Advanced Index Compression, a feature of Advanced Compression, simplifies index compression. Advanced Index Compression enables the highest levels of data compression and provides enterprises with storage savings and query performance improvements due to reduced I/O. Advanced Index Compression is an enabling technology for multiple compression levels, LOW and HIGH.
This discussion will focus on the LOW level of index compression.
Advanced Index Compression LOW computes the prefix column count for compressed indexes. Rather than using a static prefix count for all index leaf blocks, it aims to compute an optimal prefix count for every index leaf block. The correct and most optimal numbers of prefix columns are calculated automatically on a block-by-block basis and thus produce the best compression ratio possible. It is possible to have different index leaf blocks compressed with different prefix column counts or not be compressed at all if there are no repeating prefixes.
So, what is new with Advanced Index Compression LOW with Oracle Database 23c?
Advanced Index Compression LOW for Index-Organized Tables (IOTs)
An index-organized table is a table stored in a variation of a B-tree index structure. In contrast, a heap-organized table inserts rows where they fit.
In an index-organized table, rows are stored in an index defined on the primary key for the table. Each index entry in the B-tree also stores the non-key column values. Thus, the index is the data, and the data is the index. Applications manipulate index-organized tables just like heap-organized tables, using SQL statements.
IOTs are popular because they provide fast random access by primary key without duplicating primary key columns in two structures – a heap table and an index. Index-Organized Tables can now be compressed with Advanced Index Compression (LOW). Advanced Index Compression LOW can be enabled easily by specifying the COMPRESS option for indexes.
For example:
create table tiot (c1 number, c2 number, c3 number, c4 number, primary key (c1, c2)) organization index compress advanced low;
In earlier releases, IOTs only supported Oracle’s prefix key compression for index compression. Usage of prefix key compression required user analysis and had the possibility of negative compression (where the overhead of compression outweighed the compression benefits).

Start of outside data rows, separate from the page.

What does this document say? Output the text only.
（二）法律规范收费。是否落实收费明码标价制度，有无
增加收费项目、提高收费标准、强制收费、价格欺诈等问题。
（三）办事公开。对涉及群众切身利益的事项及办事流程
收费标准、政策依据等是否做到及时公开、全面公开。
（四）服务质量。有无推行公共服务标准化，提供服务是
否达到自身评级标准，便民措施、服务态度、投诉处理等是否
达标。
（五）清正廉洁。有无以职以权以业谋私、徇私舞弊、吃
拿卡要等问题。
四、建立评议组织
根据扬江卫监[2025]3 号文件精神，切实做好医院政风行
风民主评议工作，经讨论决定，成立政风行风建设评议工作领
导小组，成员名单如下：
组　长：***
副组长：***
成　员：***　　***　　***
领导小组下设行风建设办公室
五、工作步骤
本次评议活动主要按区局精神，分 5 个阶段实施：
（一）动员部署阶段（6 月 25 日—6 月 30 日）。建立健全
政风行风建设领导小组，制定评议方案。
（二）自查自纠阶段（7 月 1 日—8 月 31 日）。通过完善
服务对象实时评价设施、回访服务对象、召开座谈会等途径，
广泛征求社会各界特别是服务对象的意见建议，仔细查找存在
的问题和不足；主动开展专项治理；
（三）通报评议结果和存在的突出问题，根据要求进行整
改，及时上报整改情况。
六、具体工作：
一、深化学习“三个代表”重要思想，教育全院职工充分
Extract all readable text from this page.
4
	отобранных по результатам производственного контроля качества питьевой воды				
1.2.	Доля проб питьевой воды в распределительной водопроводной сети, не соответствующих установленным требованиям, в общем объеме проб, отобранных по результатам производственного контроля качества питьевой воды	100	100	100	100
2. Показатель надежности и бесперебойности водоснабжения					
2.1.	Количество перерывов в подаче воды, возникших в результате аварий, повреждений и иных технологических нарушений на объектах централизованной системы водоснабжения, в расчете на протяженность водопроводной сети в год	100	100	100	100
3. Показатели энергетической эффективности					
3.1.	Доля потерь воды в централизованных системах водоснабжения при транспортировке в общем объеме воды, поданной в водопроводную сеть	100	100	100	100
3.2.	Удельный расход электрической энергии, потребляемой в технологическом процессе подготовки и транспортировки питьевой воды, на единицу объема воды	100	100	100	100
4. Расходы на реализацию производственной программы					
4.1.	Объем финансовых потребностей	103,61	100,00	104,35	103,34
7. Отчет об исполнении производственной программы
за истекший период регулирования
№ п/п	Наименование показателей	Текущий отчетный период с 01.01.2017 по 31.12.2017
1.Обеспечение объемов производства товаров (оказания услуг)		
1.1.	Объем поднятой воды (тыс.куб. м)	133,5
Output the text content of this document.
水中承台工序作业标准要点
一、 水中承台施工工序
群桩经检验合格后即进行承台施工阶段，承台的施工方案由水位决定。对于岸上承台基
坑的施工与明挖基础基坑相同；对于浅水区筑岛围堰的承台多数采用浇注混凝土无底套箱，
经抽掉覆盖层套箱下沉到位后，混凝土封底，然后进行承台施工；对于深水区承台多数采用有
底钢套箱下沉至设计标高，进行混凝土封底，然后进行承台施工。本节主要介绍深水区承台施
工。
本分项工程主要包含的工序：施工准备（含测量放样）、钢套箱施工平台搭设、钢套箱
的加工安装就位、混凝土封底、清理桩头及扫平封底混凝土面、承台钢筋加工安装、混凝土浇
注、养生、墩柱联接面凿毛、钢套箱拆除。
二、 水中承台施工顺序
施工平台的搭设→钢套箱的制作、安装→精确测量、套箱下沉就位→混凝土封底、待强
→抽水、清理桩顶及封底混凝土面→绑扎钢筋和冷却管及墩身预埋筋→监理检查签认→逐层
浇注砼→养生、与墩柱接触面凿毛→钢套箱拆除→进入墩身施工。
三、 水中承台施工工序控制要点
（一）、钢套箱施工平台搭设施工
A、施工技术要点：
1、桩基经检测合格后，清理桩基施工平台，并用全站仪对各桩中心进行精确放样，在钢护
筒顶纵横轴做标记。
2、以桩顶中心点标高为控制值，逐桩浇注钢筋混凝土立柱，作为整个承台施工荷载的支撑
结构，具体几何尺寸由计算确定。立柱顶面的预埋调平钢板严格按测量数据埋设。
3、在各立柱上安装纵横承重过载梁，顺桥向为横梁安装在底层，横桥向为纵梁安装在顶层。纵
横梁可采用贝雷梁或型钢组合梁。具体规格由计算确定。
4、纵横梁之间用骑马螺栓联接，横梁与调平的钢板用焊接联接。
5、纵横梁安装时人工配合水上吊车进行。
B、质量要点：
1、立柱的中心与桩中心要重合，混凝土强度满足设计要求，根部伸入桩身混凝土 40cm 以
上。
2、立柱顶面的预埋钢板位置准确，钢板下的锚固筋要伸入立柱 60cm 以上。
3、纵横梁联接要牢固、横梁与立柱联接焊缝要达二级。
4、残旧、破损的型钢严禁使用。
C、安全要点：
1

This new feature extends Advanced Index Compression (LOW) to IOTs, allowing users to enable compression for all IOTs without the possibility of negative compression and without any user analysis required.
So that does this mean for your organization?
Average IOT storage reduction can range from 2x to 5x. Using 2x as an example, this means that the amount of space consumed by uncompressed data will be two times larger than that of the compressed data. By reducing their IOT storage requirements, IT managers can reduce, and sometimes eliminate their need to purchase new storage.
The cost of decompressing a block compressed with Advanced Index Compression LOW is compensated by the fact that in most scenarios, the database would be scanning a smaller number of blocks. So, in general, IOT compression typically won’t compromise query performance (no significant degradation).
Use the Free Compression Advisor to see how well your indexes will compress
The “DBMS_COMPRESSION” PL/SQL package (commonly called compression advisor) is included with Oracle Database Enterprise Edition and gathers compression-related information within a database environment.
The output of running compression advisor is an estimation of the compression ratio for the specific table or partition that was the target of compression advisor. Compression advisor provides organizations with the storage reduction information needed to make compression-related usage decisions.